Once a business owner has decided to sell his business with the assistance of a business broker, he owes it to himself to ask a lot of questions before he chooses which broker to represent his interests. Since the most fundamental trait an experienced broker must have is credibility, the following questions need to be asked.
One of the first questions should be: “Will you be able to get the price I want for my business?”
If the broker says he can get the sellers asking price, or more, be wary. Since owners sometimes overvalue their business, sellers should be cautious if the broker says he can meet or beat their expectations.
Perhaps even more important, ask the broker to explain how this price will be attractive to a potential buyer. If a broker is unable to explain this to the seller, how will they be able to explain it to a buyer?
Another question to gauge a broker’s credibility is to ask if he charges an up-front fee. Some brokers’ modus operandi is to get owners excited by telling them what they want to hear and then have them write a check before any marketing has begun, let alone a prospect located.
“Inc.” magazine recently published a story exposing a national business-brokerage company that charged significant up-front marketing fees yet had an extremely poor success rate in actually finding a buyer. This same company has “represented” numerous business owners throughout northern Nevada with the same results.
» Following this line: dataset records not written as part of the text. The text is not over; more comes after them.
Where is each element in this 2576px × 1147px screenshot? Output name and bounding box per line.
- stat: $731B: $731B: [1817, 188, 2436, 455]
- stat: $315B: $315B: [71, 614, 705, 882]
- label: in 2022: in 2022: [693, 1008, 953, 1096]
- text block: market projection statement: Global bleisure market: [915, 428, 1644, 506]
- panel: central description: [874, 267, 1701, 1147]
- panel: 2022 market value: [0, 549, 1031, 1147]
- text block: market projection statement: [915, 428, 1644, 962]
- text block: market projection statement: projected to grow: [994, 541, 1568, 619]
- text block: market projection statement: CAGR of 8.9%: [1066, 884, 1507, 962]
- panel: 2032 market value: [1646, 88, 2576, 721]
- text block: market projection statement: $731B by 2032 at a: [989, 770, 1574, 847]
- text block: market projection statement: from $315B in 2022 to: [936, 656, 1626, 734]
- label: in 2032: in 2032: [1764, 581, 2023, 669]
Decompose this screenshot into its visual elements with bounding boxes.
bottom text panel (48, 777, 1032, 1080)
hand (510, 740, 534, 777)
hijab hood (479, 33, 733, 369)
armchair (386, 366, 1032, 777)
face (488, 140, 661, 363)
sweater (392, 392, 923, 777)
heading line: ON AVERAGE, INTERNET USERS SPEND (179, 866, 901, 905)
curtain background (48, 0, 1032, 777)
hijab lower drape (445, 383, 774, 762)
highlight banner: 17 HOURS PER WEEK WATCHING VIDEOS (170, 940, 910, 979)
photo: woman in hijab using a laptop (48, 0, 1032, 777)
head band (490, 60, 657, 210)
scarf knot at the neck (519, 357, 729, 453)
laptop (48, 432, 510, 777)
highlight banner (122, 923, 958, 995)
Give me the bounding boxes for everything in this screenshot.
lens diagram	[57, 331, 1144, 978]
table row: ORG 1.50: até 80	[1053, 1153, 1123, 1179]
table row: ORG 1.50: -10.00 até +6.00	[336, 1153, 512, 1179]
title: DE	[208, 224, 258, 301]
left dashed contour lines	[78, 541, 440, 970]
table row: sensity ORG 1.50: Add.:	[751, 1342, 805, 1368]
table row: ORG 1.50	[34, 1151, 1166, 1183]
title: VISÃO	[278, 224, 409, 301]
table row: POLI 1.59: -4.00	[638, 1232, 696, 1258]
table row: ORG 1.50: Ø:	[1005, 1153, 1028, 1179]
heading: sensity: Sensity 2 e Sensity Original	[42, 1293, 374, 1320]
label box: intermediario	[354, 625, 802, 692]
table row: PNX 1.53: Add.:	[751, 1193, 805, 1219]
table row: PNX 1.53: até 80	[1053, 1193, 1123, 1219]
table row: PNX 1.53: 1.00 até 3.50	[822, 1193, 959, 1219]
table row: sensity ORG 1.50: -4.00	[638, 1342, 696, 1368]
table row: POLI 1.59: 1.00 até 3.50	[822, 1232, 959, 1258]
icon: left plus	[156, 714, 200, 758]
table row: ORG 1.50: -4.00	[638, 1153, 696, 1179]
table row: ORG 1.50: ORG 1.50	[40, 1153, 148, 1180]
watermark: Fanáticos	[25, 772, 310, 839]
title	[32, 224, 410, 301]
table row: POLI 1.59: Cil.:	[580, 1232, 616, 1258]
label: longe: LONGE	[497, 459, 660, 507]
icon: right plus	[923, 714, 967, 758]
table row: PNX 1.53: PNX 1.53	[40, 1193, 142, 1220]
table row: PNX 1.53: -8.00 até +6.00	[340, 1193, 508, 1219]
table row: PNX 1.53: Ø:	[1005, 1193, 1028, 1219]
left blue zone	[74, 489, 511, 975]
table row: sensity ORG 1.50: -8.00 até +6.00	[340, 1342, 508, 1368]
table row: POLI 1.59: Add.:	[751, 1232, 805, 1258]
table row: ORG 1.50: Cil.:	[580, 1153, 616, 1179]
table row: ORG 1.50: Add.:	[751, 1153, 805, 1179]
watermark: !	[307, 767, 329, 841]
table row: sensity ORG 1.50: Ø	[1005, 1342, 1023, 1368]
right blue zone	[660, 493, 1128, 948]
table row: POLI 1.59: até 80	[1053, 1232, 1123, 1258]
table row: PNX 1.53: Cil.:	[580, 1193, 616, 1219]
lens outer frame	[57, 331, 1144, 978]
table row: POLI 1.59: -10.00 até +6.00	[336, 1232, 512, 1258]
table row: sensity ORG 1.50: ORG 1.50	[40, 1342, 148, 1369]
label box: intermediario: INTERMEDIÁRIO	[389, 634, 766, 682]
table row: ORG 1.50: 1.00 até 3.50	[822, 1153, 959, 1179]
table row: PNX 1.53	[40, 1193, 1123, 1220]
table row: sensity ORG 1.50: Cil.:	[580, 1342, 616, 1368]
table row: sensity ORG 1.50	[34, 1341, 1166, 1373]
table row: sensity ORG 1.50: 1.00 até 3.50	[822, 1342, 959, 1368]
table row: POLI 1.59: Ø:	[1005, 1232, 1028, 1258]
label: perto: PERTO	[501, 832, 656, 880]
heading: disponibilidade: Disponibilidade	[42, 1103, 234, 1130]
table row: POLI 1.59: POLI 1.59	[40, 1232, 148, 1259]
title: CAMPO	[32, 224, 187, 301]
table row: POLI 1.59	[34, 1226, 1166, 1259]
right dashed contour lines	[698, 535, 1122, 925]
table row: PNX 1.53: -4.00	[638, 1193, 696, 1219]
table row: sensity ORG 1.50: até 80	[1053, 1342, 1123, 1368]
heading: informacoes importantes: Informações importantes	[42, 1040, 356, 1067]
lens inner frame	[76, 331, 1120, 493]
Sellers should make sure their brokers represent a wide selection of businesses, and even more importantly, make sure they are quality and profitable businesses. Nothing diminishes a broker’s credibility with a legitimate buyer faster than when he presents a list of unprofitable businesses for sale.
Another question that can help determine a broker’s credibility is to ask him to explain where his marketing efforts are directed. In today’s marketplace, a credible broker should be able to find buyers not only located in northern Nevada, but across North America.
A direct and accurate answer to this question can often separate those who are credible, and those who aren’t.
Finally, the best indicator of a broker’s credibility is a satisfied client. This includes both buyers and sellers. An experienced and credible broker should be able to provide a long list of clients represented that have had a successful relationship. This list should be readily available.
Do not accept the “confidentiality” excuse that many marginal brokers use when asked to supply such a list. Grated, there is a period of time right after a business sale is consummated where it often is in the best interest of both the buyer and the seller to remain quiet about the transaction. However, this period usually expires shortly after employees, suppliers, customers, and competitors find out about the transaction.
By taking he above steps, business sellers can ensure a company with the same qualities they possess is representing them.